Because banks currently have money to lend, much of U.S. hospital "new" money and refunding business has been occurring as direct bank placements. In such arrangements, bonds are directly purchased and owned by the bank. The bank prices the bond as a spread from a benchmark interest rate, based on its lending appetite and the borrower's credit position.
The issuance of taxable bonds by systems has increased since late 2011, and is concentrated among large organizations. Such bonds provide flexibility of use, such as with physician practice acquisitions and pension funding. For-profit capital, including private equity, is available to fund nonprofit health care growth. The challenge will continue to be the design of structures to benefit all parties.
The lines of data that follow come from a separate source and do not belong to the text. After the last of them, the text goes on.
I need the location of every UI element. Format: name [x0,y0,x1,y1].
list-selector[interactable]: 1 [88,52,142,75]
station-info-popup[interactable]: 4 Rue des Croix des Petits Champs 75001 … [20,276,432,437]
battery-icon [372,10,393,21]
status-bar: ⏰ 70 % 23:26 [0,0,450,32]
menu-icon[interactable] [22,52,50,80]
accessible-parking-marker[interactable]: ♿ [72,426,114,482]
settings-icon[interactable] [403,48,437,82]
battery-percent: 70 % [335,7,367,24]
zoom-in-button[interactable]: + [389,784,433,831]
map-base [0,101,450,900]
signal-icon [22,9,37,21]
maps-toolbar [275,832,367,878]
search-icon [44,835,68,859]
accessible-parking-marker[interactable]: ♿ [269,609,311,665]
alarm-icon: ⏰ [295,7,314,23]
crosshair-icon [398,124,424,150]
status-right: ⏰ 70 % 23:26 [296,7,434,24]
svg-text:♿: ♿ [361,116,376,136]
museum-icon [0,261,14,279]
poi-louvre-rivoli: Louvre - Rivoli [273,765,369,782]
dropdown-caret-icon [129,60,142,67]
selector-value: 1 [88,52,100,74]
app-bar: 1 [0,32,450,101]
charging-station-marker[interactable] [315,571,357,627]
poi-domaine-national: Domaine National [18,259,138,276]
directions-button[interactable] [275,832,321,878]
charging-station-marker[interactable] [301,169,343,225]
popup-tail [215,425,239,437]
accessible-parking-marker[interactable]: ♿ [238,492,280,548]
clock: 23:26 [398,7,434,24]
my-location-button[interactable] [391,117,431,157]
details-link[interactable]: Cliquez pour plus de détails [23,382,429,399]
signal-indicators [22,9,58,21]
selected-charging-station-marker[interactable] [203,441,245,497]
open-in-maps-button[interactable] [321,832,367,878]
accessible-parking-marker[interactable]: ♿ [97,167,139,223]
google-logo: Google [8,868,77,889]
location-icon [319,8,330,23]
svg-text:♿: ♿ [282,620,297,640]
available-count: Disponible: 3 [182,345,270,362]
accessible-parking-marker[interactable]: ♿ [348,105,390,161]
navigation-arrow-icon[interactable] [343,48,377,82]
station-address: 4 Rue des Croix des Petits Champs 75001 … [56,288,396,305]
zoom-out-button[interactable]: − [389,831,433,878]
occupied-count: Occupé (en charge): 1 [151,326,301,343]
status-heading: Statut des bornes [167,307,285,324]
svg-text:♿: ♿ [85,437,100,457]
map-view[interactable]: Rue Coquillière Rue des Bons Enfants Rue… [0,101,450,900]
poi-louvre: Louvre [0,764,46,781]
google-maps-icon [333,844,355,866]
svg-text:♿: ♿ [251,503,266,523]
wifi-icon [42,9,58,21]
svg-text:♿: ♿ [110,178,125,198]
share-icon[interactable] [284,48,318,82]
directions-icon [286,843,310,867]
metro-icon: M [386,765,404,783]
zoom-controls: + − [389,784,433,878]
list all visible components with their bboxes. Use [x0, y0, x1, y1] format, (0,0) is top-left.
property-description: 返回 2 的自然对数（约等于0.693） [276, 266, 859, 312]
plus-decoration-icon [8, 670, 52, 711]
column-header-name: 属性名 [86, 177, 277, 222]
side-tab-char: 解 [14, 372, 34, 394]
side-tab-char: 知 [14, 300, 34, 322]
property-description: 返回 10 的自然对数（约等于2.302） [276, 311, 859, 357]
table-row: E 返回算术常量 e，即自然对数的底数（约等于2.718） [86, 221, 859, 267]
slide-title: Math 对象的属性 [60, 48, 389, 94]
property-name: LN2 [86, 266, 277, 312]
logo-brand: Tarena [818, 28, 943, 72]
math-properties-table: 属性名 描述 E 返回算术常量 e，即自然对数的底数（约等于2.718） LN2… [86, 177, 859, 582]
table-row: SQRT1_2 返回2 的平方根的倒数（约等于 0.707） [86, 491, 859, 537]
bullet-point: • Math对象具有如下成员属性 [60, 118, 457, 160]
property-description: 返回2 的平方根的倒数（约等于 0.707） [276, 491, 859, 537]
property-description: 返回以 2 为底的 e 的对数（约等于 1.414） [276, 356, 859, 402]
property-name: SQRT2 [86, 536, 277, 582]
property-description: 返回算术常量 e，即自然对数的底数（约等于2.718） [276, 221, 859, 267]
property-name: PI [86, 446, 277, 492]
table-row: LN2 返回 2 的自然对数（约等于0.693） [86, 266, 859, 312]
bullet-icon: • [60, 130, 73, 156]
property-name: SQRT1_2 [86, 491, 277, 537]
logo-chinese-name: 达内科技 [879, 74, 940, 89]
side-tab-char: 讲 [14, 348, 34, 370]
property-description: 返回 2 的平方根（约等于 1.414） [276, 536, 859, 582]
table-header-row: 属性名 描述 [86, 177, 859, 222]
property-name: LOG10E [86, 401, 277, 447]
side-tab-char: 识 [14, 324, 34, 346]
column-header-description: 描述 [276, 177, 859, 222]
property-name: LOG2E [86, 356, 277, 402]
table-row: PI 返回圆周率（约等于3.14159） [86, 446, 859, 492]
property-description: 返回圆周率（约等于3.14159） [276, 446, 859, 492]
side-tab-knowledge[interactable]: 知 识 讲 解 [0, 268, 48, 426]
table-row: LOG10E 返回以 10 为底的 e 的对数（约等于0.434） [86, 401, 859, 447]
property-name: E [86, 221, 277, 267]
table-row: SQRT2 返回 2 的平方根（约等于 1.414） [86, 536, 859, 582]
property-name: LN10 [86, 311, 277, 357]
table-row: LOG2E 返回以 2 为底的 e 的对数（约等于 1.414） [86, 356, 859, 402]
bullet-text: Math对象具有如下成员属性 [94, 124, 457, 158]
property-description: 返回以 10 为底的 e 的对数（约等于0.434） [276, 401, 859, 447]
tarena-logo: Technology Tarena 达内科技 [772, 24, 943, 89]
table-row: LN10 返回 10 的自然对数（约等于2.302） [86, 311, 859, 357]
Health care delivery is changing rapidly to a significantly different delivery and payment system, representing both risk and reward to health care borrowers and investors. Lowering costs while improving quality will be challenging for many organizations.
For U.S. hospitals and systems, a robust financial planning and management process is critical to sustainable transformation. Among other benefits, this process assesses the organization's credit position, quantifies its financial gap, and matches the uses of capital with appropriate capital sources in traditional and nontraditional debt markets. Overall financial and operating risk cannot exceed the organization's ability to carry it, given its desired credit rating. Carefully mapped and monitored from Point A to Point B, viable paths exist for hospitals. But the journey must begin.